La scuola è un mondo complesso in cui convivono esigenze molto diverse: il bisogno di educazione del singolo e quello di equità per la collettività, la dimensione affettiva della relazione interpersonale e quella di un percorso oggettivo certificabile, la ricerca di senso per sé e la realistica collocazione rispetto alla collettività (o standard), l’accensione stupita dell’intelletto e la dura fatica dell’apprendere logiche disciplinari impegnative. Il miracolo è quando sono riconosciute le diverse esigenze che concorrono a creare questo mondo complesso, per comporle in un “luogo” vivo dove tutto abbia la sua giusta collocazione.



Quando si parla di scuola, invece, è facile cadere nelle contrapposizioni: conoscenze vs. competenze, amore e passione allo studio vs. sua importanza anche sociale, erotica vs. misurazione standardizzata, otium disinteressato vs. negotium funzionalista. Ciascuno dei termini spesso risponde a una esigenza reale che si è presentata o ripresentata in un preciso momento (anche se magari se ne parla dai tempi di Socrate), e che va soddisfatta in quel momento; ma alla fine, se si ignorano le diverse istanze a cui ciascuno dei “poli” corrisponde, si cade inevitabilmente nello schieramento ideologico.



Non c’è dubbio che il centro della scuola sia il docente “presente” a sé stesso e alla classe, capace di coinvolgere i giovani in una sua passione, ed è vero che c’è stata una deriva nell’indicare le tecniche e le metodologie innovative come chiave risolutiva dei problemi della scuola. Dietro a molte critiche alla scuola tradizionale si annidano vere e proprie mitologie (per esempio il mito dell’autoformazione – v. Antonio Calvani e Roberto Trinchero, Dieci falsi miti e dieci regole per insegnare bene – e quello della coppia insegnamento-apprendimento sbilanciata sul secondo termine – v. Gert J.J. Biesta, Riscoprire l’insegnamento). È vero anche che il problema massimo della scuola oggi è il burocraticismo opprimente, quello per il quale gli insegnanti non riescono più a occuparsi della didattica e dei ragazzi, perché gravati dalle incombenze più disparate.



Tuttavia non credo che la passione passi solo dalla materia, dai contenuti, dal fascino che essi esercitano, dal “fuoco” che l’insegnante sa accendere, e che tutto il resto sia tecnica, metodologia, meccanismo. Il comportamento dell’insegnante quando dà un voto o riconsegna un compito, quando commenta un errore, quando stabilisce i passi in ordine di difficoltà e mette in grado gli studenti di superarle, ha ugualmente una funzione fondamentale, per esempio nei confronti del senso di autoefficacia degli alunni, del loro “capitale psicologico” (resilienza, mentalità orientata positivamente, ecc.). Cioè ha un’incidenza – quasi sempre implicita – proprio sul character. Allora, meglio esserne consapevoli.

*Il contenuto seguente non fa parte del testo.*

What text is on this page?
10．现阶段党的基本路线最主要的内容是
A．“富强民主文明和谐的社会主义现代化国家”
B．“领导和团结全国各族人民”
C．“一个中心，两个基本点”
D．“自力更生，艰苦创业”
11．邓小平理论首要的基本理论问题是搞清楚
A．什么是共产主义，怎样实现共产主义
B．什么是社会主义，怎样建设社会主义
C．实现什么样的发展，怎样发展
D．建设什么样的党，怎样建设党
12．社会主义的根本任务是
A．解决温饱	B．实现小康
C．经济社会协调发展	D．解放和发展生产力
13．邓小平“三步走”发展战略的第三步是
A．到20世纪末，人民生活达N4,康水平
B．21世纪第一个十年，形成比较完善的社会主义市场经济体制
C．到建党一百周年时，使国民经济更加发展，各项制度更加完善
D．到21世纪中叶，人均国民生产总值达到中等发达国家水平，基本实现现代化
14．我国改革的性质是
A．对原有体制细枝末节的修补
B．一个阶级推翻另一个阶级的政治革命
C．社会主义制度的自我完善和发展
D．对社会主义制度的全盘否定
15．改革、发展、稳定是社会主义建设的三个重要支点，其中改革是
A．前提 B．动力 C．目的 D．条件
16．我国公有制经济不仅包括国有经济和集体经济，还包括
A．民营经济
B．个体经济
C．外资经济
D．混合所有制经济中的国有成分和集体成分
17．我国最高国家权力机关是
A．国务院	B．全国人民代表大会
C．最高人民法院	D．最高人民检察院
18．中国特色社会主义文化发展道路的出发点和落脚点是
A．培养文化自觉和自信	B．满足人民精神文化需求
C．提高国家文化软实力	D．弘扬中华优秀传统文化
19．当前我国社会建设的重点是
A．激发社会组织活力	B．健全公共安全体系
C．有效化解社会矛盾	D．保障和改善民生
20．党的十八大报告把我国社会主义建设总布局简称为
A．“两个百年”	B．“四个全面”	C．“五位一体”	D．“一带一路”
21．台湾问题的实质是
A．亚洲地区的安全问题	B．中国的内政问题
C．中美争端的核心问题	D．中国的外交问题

Sarebbe bello che davanti a quelle che sembrano solo nuove parole d’ordine ci si chiedesse perché esse emergono, quale bisogno segnalano, quali possono essere le risposte e anche gli inevitabili rischi connessi. Per esempio, le nuove generazioni hanno un livello di fragilità interiore che non va sottovalutato, tanto che paiono ormai obiettivi irraggiungibili proprio l’“avere carattere” in senso lato e saper stare in piedi davanti alle sfide anche più normali (come solo l’essere interrogato). Quanti ragazzi hanno crisi di panico o prendono psicofarmaci, e non riescono ad affrontare la realtà in modo positivo? Per questo la passione dell’adulto serve, ma forse serve anche l’attenzione intenzionale agli aspetti socioemotivi, come dimensione dell’insegnamento.

Io credo che nessuna cosa, nemmeno l’interesse per il character, sia esente dai rischi che possono trasformare un’intuizione giusta in degenerazione dell’idea, ma questo non impedisce di imboccare strade che paiono buone. Semmai bisogna non prendere per panacee dei mali le sottolineature che via via emergono nel panorama concettuale e cercare i correttivi. Per esempio, il character non significa omologazione a un modello standard (per cui tutti dovrebbero essere estroversi, amicali, resilienti, aperti agli altri…), a discapito dell’unicità di ciascuno, ma punta l’attenzione a quella sfera della persona che le permette di avere un rapporto positivo con la realtà. L’identificazione chiara delle dimensioni socioemotive, anche se non genera il “senso” che ciascuno sperimenta nel proprio stare al mondo, può “dischiuderlo allo sguardo” (A. Maccarini).